The development has been broadly welcomed by environmental groups.

"This is another positive signal of the global momentum away from coal, benefitting the health of the climate, the public and the economy," said Jens Mattias Clausen from Greenpeace.

"But it also puts on notice the governments who lag behind on ending coal or those who promote it that the world's dirtiest fossil fuel has no future."

Closest of allies

Those involved in the coal industry say the alliance needs to put more efforts into developing technology that will allow coal use to continue.

"With the world set to use fossil fuels, including coal, for the foreseeable future, Canada and the UK should direct efforts to advancing carbon capture and storage technology because that's much more likely to achieve global climate objectives than unrealistic calls to eliminate coal in major emerging economies," said Benjamin Sporton, chief executive of the World Coal Association.

With Canada and the UK leading the group, it means that two of the closest allies of the US are moving away from coal at a time when President Trump is talking about a revival for the fuel.

The White House has had a presence at this meeting with the President's special adviser on climate change, George David Banks telling reporters that coal and other fossil fuels were an important part of the solution to climate change.

Mr Banks believes that a so-called "clean coal alliance" involving the US, Japan and others would be something the Trump team would favour.

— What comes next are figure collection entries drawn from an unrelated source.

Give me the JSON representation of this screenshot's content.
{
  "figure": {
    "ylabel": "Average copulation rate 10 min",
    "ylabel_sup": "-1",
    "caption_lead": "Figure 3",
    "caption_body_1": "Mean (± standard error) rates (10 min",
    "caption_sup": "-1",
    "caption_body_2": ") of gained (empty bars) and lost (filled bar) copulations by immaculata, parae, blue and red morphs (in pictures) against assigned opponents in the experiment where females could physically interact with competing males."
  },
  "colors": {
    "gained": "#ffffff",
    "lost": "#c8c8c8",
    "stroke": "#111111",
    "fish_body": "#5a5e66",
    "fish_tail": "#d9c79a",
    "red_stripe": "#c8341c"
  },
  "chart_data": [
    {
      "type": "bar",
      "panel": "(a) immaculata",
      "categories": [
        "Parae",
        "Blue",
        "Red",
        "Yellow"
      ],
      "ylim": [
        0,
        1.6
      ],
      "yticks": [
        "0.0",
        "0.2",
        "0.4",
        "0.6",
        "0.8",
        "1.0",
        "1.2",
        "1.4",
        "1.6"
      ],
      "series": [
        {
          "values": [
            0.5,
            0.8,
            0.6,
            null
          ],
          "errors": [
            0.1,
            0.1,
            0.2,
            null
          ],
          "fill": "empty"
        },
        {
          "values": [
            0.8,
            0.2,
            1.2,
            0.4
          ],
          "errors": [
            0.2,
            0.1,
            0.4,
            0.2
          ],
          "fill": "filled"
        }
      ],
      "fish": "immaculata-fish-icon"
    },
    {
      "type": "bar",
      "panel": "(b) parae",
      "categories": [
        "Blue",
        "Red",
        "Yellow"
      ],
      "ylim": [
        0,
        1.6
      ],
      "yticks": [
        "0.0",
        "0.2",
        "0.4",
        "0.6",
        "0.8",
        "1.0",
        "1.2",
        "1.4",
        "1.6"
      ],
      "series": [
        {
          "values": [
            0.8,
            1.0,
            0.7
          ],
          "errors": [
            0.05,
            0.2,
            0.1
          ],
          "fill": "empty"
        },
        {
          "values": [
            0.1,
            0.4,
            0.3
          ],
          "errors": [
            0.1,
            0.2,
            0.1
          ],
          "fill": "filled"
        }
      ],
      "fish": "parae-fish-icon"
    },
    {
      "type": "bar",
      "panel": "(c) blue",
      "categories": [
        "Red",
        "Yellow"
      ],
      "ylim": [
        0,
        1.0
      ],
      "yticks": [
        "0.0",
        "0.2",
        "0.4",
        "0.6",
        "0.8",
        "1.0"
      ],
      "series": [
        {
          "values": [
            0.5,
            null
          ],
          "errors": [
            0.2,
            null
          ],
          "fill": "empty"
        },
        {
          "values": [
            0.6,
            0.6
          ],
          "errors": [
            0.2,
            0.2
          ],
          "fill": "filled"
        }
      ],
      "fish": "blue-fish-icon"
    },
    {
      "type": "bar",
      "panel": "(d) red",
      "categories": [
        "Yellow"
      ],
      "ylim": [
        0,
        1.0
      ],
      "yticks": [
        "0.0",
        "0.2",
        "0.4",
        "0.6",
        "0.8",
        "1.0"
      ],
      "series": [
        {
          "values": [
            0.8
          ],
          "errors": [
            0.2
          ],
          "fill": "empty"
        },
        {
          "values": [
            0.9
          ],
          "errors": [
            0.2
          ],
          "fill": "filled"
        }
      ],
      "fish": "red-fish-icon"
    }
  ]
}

"I would say that the administration is interested in the idea," he told reporters.

"I'm guessing that would mean a clean coal alliance that would focus on highly efficient low emission coal plants and carbon capture utilisation and storage. I think there would be interest in exploring that."

Many environmental campaigners though, believe that attempts to produce clean coal are essentially efforts to prolong the dominance of the fossil fuel industry.

"People were worried that this summit would see Trump assaulting the Paris Agreement with his coal lobbyists," said Mohamed Adow from Christian Aid.

"But his actions have actually galvanised other nations into action, with a new alliance making it clear that coal's climate change threat must be taken seriously.

"The bottom line is coal is a dirty, unnecessary, polluting fuel that deserves to remain in a more ignorant and backward era. These countries are showing they understand that."